Poils sur le menton chez la femme : ce que votre corps essaie peut-être de vous dire

On les remarque un matin devant le miroir, presque par hasard. Un petit poil sombre, puis deux, puis trois. Les poils sur le menton, c'est l'un de ces sujets dont on parle peu — et pourtant, beaucoup de femmes sont concernées. Bonne nouvelle : dans la plupart des cas, il n'y a aucune raison de s'inquiéter. Mais parfois, ces poils récalcitrants peuvent être le signe que le corps cherche à envoyer un message. Voici ce que les dermatologues nous expliquent.
Génétique et hormones : les deux grandes responsables
Avant tout, pas de panique. La présence de poils sur le menton est souvent tout à fait normale, et deux facteurs sont en cause dans la majorité des situations : la génétique et les hormones.
Chaque femme possède des follicules pileux sur le visage. Chez certaines, ces follicules sont simplement plus sensibles aux androgènes — des hormones masculines naturellement présentes en petites quantités dans l’organisme féminin. Résultat ? Des poils plus foncés et plus visibles peuvent apparaître sur le menton. Si votre mère ou votre grand-mère était concernée, il y a de fortes chances que vous le soyez aussi. C’est héréditaire, et c’est tout à fait banal.

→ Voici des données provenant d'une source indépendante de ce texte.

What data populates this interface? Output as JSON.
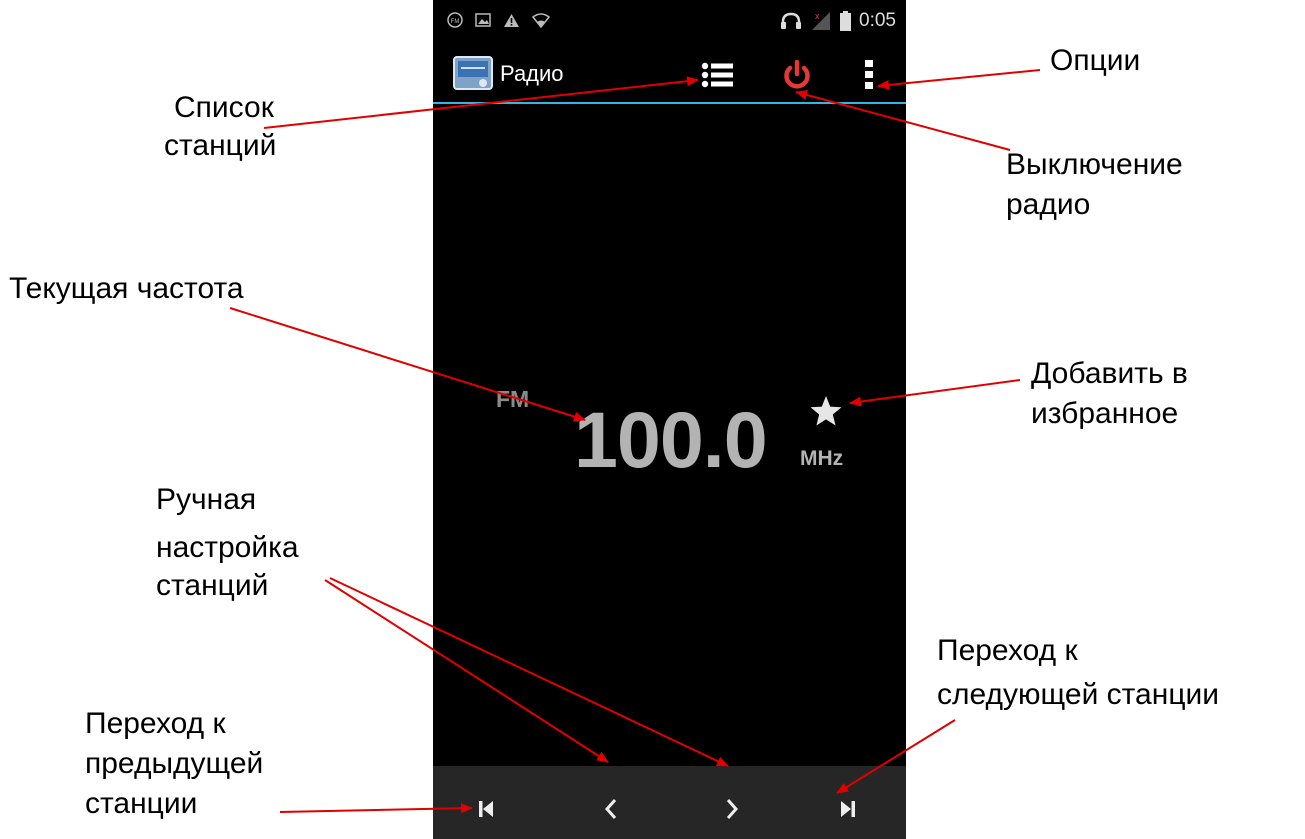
{
  "status_bar": {
    "time": "0:05",
    "left_icons": [
      "fm-notification-icon",
      "gallery-icon",
      "warning-icon",
      "wifi-icon"
    ],
    "right_icons": [
      "headphones-icon",
      "no-signal-icon",
      "battery-icon"
    ]
  },
  "action_bar": {
    "app_title": "Радио",
    "app_icon": "radio-app-icon",
    "buttons": [
      "station-list-icon",
      "power-icon",
      "overflow-menu-icon"
    ],
    "accent_color": "#33b5e5",
    "power_color": "#e53935"
  },
  "frequency": {
    "band": "FM",
    "value": "100.0",
    "unit": "MHz",
    "favorite_icon": "star-icon"
  },
  "bottom_bar": {
    "buttons": [
      "skip-previous-icon",
      "chevron-left-icon",
      "chevron-right-icon",
      "skip-next-icon"
    ]
  },
  "annotations": {
    "station_list": [
      "Список",
      "станций"
    ],
    "options": "Опции",
    "power_off": [
      "Выключение",
      "радио"
    ],
    "current_frequency": "Текущая частота",
    "add_favorite": [
      "Добавить в",
      "избранное"
    ],
    "manual_tuning": [
      "Ручная",
      "настройка",
      "станций"
    ],
    "next_station": [
      "Переход к",
      "следующей станции"
    ],
    "prev_station": [
      "Переход к",
      "предыдущей",
      "станции"
    ],
    "arrow_color": "#e00000"
  }
}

Le rôle des grandes étapes de vie
Les hormones fluctuent tout au long de la vie, et c’est souvent à ces moments-clés que les poils du menton se font remarquer davantage. Puberté, grossesse, périménopause, ménopause… autant d’étapes où l’équilibre hormonal se modifie en profondeur.

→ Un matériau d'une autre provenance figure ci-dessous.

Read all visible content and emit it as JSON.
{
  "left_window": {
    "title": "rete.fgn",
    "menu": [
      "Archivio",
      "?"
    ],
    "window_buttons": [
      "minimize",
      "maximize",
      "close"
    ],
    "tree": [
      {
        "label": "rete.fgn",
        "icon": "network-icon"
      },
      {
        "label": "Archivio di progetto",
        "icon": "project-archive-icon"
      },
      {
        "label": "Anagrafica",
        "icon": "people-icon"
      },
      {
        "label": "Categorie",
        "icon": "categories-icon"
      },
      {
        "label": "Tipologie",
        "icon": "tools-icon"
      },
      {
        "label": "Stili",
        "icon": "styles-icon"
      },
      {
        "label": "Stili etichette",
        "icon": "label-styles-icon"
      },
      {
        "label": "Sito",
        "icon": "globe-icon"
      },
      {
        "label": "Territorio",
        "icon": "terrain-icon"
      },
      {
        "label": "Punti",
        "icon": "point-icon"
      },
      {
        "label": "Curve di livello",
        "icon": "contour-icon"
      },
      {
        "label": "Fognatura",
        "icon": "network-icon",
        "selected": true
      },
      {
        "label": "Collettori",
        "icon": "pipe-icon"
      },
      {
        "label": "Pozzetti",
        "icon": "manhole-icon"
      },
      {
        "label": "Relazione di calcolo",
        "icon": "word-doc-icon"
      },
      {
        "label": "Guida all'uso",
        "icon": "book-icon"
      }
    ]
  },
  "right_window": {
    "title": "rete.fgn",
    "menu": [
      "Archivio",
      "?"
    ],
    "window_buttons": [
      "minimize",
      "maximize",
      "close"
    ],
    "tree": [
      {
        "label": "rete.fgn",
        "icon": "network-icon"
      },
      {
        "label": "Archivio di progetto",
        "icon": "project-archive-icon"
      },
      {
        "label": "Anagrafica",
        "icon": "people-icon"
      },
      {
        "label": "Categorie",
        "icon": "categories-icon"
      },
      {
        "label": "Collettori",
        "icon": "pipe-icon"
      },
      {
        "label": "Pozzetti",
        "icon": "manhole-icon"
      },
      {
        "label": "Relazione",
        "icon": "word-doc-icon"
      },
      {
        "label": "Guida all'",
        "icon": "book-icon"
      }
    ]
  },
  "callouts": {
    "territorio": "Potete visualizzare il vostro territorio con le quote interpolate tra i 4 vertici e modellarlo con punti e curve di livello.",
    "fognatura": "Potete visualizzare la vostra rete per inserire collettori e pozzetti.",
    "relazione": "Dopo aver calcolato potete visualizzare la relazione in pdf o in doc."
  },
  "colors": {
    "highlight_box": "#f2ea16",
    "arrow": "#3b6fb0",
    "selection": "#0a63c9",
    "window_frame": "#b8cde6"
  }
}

En particulier, quand le taux d’œstrogènes diminue — comme c’est le cas à l’approche de la ménopause — les androgènes prennent proportionnellement plus de place. Et les follicules pileux réagissent à ce changement. Ce n’est pas une anomalie, c’est la biologie féminine qui suit son cours.
Et si c’était le SOPK ?
Parmi les causes médicales les plus fréquentes, le syndrome des ovaires polykystiques (SOPK) mérite d’être mentionné. Cette condition hormonale toucherait environ 10 % des femmes en France, et l’un de ses signes possibles est justement l’apparition de pilosité sur le visage.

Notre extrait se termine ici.